Data insertion can be done using the Distributed table and letting Clickhouse distribute your data on the shards. If you choose to do that you will need to configure the shard with the parameter <internal_replication>, as described in the docs. In case you are using the ReplicatedMergeTree, you would need to set the parameter to true in order to avoid data replication and let the engine replicate the data for you.
Another method, which will give you more control on the data distribution across the servers, is to insert data directly in the shard (e.g. INSERT INTO shard.test(id, event_time) VALUES (1, now())) of each server. This will put less stress on the node performing the insert and will also take advantage of the parallel ingestion of data, since multiple inserts can be run locally on each server.
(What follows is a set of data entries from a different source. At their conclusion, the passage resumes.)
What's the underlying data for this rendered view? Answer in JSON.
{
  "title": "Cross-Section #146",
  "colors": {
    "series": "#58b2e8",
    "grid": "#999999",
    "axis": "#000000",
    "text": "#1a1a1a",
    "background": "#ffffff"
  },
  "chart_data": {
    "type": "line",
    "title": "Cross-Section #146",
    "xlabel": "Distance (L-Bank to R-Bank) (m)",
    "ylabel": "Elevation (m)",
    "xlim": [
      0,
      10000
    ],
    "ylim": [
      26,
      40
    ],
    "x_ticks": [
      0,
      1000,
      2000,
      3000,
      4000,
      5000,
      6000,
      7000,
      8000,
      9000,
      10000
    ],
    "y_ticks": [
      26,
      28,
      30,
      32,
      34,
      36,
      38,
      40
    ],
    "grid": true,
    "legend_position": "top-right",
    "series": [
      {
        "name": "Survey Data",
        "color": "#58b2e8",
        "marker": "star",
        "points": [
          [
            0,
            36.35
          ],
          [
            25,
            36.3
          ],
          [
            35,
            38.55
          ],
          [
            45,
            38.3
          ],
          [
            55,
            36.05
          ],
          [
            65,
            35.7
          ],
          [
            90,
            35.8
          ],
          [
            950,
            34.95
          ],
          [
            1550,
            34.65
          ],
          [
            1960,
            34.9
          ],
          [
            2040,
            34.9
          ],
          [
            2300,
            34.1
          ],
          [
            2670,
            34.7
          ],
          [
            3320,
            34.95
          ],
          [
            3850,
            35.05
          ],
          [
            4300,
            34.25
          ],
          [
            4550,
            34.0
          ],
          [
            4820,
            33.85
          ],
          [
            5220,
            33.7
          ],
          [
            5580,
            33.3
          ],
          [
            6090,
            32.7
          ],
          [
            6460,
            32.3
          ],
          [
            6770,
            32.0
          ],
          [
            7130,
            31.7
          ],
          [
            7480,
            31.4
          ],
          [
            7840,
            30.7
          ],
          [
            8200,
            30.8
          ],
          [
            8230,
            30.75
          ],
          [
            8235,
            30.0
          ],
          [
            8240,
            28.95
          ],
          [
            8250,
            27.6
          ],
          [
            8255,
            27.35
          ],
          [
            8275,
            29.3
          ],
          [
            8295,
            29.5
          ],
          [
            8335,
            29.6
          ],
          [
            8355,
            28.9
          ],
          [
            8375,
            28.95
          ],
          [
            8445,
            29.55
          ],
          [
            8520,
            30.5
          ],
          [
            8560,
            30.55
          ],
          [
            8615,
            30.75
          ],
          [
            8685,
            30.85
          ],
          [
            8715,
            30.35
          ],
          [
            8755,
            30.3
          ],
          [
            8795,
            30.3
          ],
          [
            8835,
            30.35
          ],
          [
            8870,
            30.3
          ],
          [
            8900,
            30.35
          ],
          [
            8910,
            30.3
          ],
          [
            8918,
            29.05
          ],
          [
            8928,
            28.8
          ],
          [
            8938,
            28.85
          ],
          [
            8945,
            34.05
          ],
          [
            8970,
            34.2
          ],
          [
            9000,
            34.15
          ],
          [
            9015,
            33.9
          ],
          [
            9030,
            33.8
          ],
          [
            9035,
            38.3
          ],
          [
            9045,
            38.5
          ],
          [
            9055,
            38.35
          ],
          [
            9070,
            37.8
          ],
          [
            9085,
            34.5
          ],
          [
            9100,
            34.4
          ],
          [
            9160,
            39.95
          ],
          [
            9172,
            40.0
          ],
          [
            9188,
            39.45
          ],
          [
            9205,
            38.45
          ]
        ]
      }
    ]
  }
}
In both cases, since the shards use the ReplicatedMergeTree, the data will be replicated into the replica schema. As described in the documentation, the replication is happening asynchronously, therefore replica and shard data might be out of sync until the replica catches up.
In this article I explained how a Clickhouse cluster can be set up with data distribution and replication. Please let me know if anything is unclear. Thank you for reading!